Als ich den Korb an mich nahm, strich meine Hand über die Haut der Frau, worauf ein scharfer, brennender Schmerz meinen Arm entlangraste, als hätte jemand vom Handgelenk bis zum Ellbogen eine Dolchklinge darüber gezogen. Jäh schaute ich die Frau an und erstarrte.
Sie stieß einen Seufzer der Erleichterung aus und wischte sich mit zittriger Hand über die Stirn. »Danke«, sagte sie, atmete durch und deutete auf den Korb. »Und jetzt gib ihn mir zurück. Aber vorsichtig!«
Erleichterung erfasste mich. Die Frau hatte die Berührung nicht gespürt, hatte weder den sengenden Schmerz noch sonst etwas Ungewöhnliches bemerkt.
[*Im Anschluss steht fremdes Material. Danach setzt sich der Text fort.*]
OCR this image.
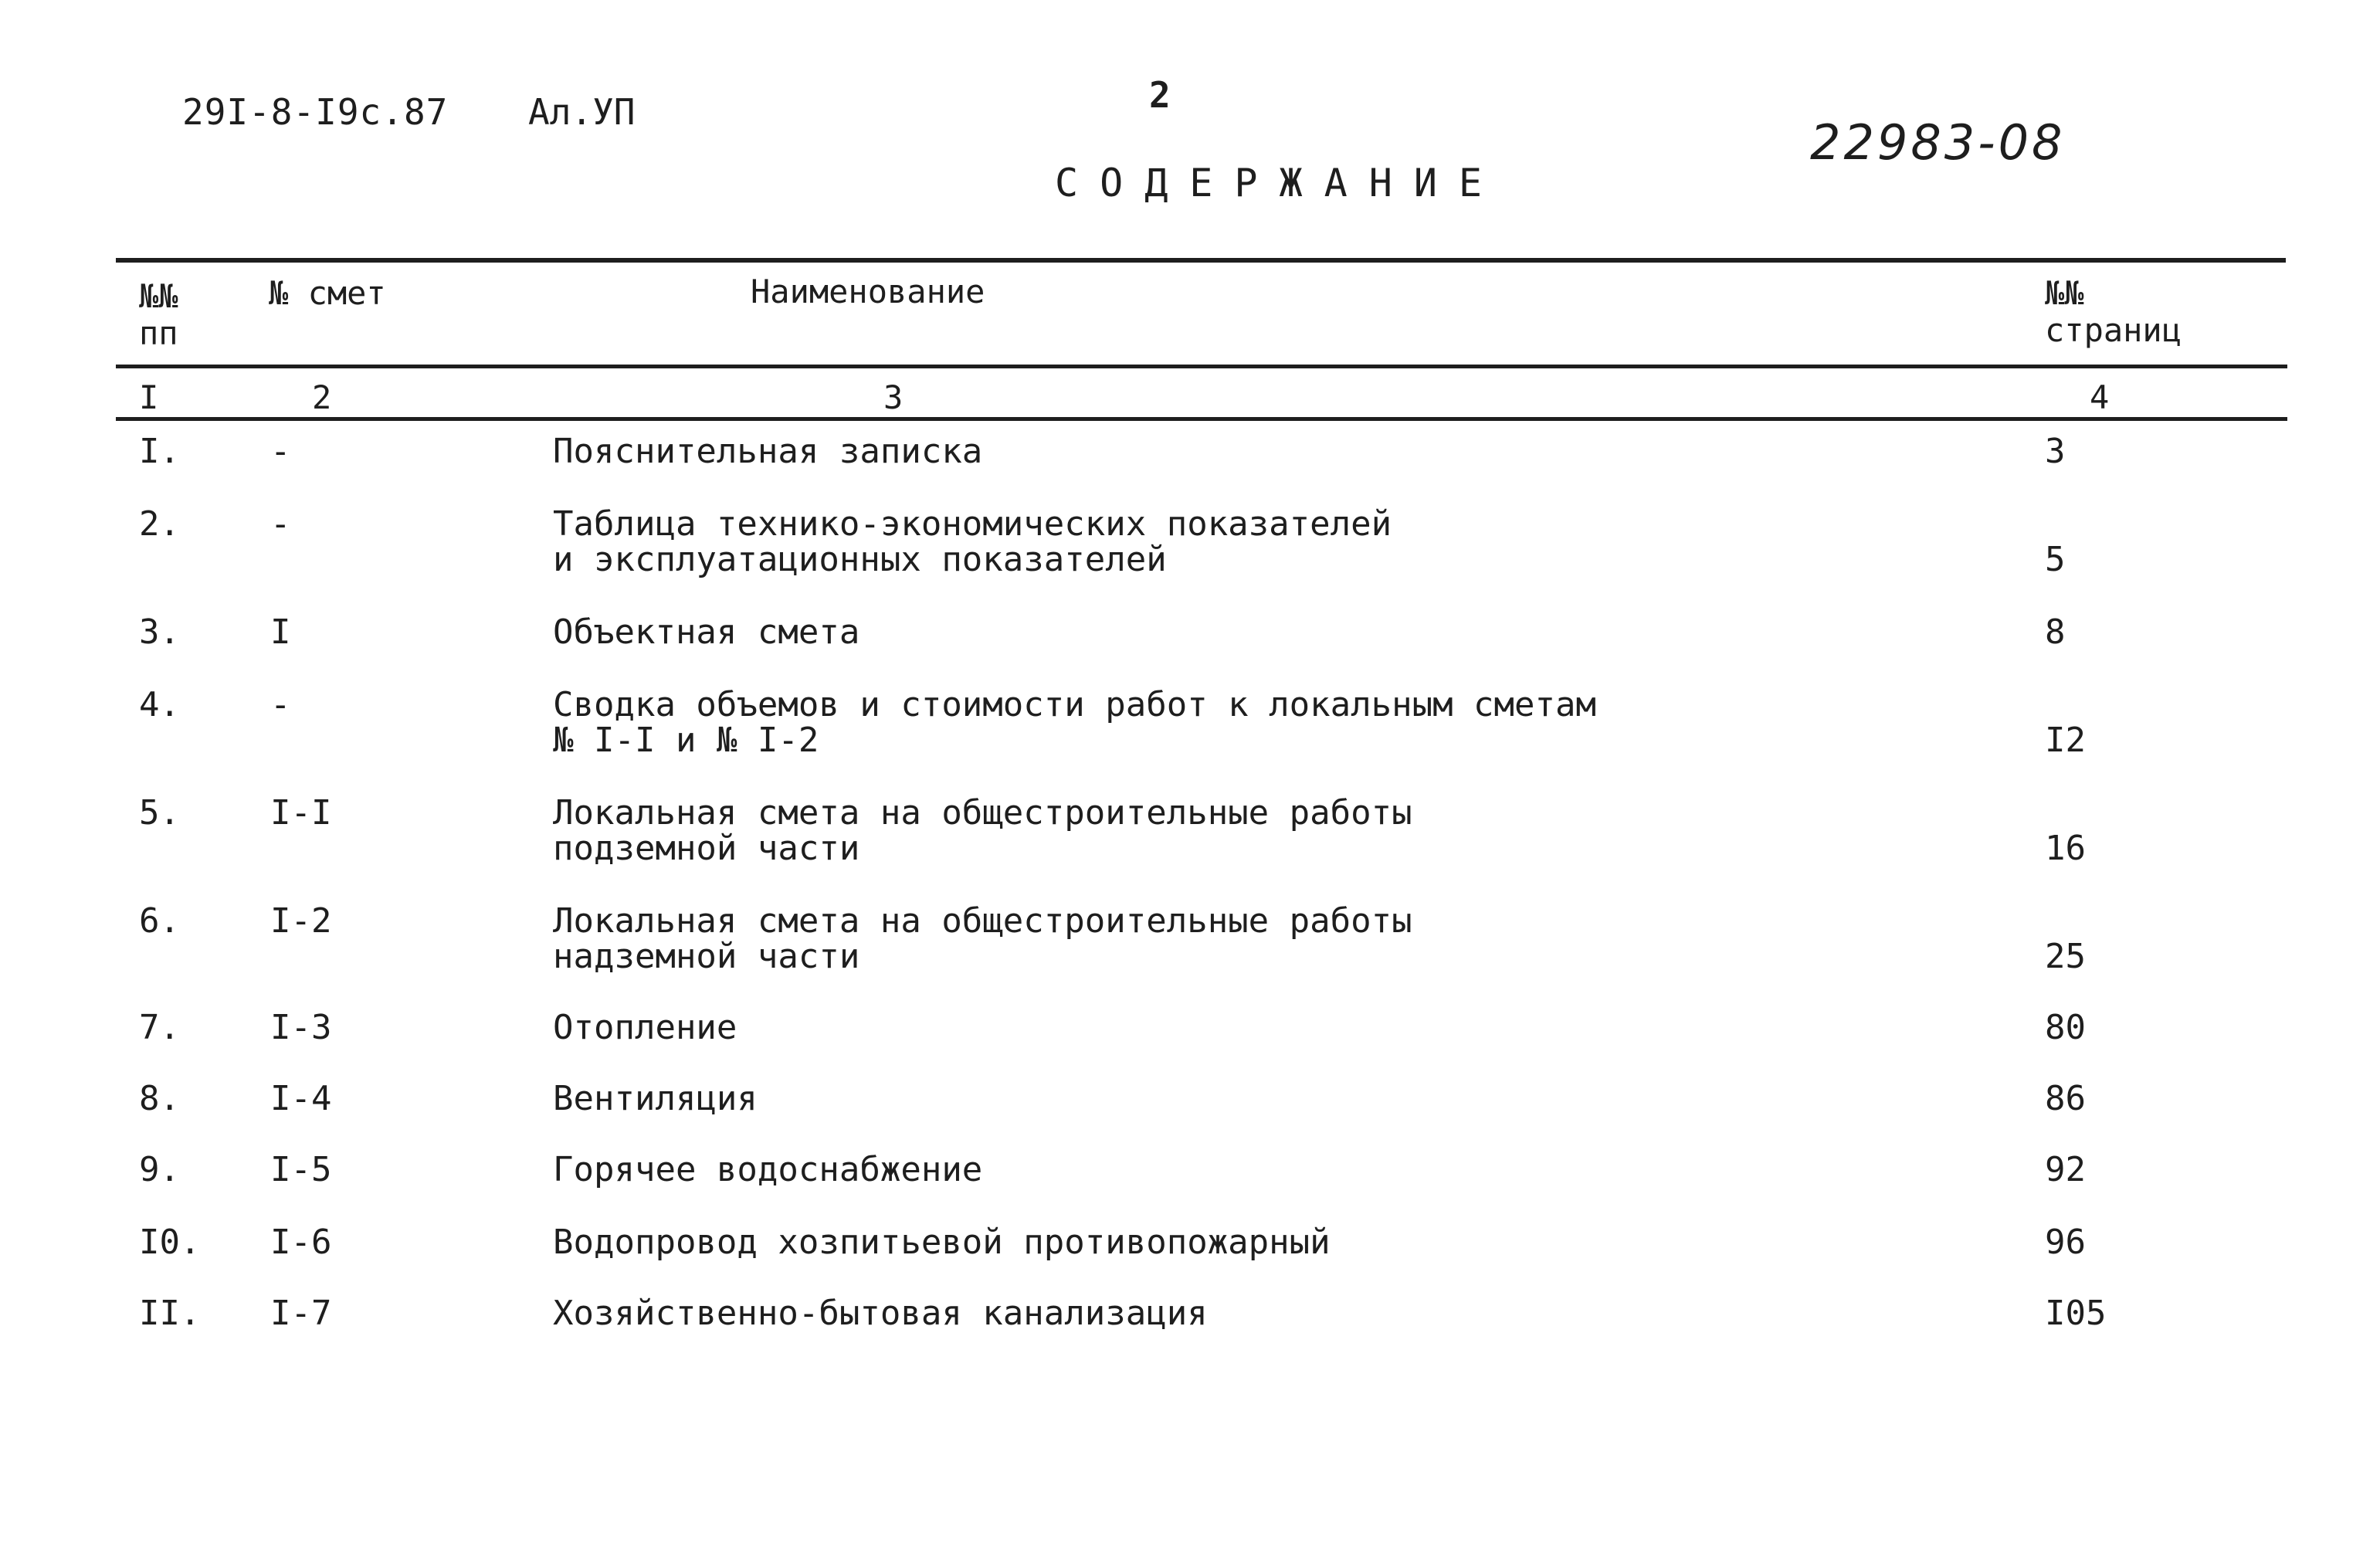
29I-8-I9с.87 Ал.УП	2
22983-08
СОДЕРЖАНИЕ
№№
пп
№ смет	Наименование	№№
страниц
I	2	3	4
I.	-	Пояснительная записка	3
2.	-	Таблица технико-экономических показателей
и эксплуатационных показателей	5
3.	I	Объектная смета	8
4.	-	Сводка объемов и стоимости работ к локальным сметам
№ I-I и № I-2	I2
5.	I-I	Локальная смета на общестроительные работы
подземной части	16
6.	I-2	Локальная смета на общестроительные работы
надземной части	25
7.	I-3	Отопление	80
8.	I-4	Вентиляция	86
9.	I-5	Горячее водоснабжение	92
I0. I-6	Водопровод хозпитьевой противопожарный	96
II. I-7	Хозяйственно-бытовая канализация	I05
Ich drückte ihr den Korb in den Arm, wobei ich darauf achtete, nicht noch einmal mit ihrer Haut in Berührung zu kommen. Die Frau ächzte unter dem Gewicht. Ich trat beiseite und ließ sie vorbei. Keuchend mühte sie sich den Gang hinunter und verschwand um eine Biegung.
Ich sah ihr nach und kniff die Augen zusammen. Eigentlich hätte ich keinem Menschen über den Weg laufen sollen, erst recht niemandem von der Dienerschaft. Niemand durfte wissen, dass ich hier war.
Ich musste vorsichtiger sein.
Abermals tastete ich nach meinem Dolch, wandte mich ab, setzte mich in Bewegung und schüttelte die Gedanken an die Frau ab, während ich in der entgegengesetzten Richtung durch den Gang schritt. Die Frau hatte kaum von ihren Körben aufgeschaut; sie war viel zu sehr darauf bedacht gewesen, ja nichts fallen zu lassen. Bestimmt würde sie sich nicht daran erinnern, einem Pagen begegnet zu sein. Nicht innerhalb des Palasts. Außerdem hatte ich keine Zeit zu verlieren, wollte ich vor dem Morgengrauen in die Gemächer der Regentin gelangen. Ich befand mich im äußersten Bereich der Palastanlage und musste noch zu dem Wäscheschrank mit der Bogenaussparung, vorbei an den Wachen im inneren Bereich.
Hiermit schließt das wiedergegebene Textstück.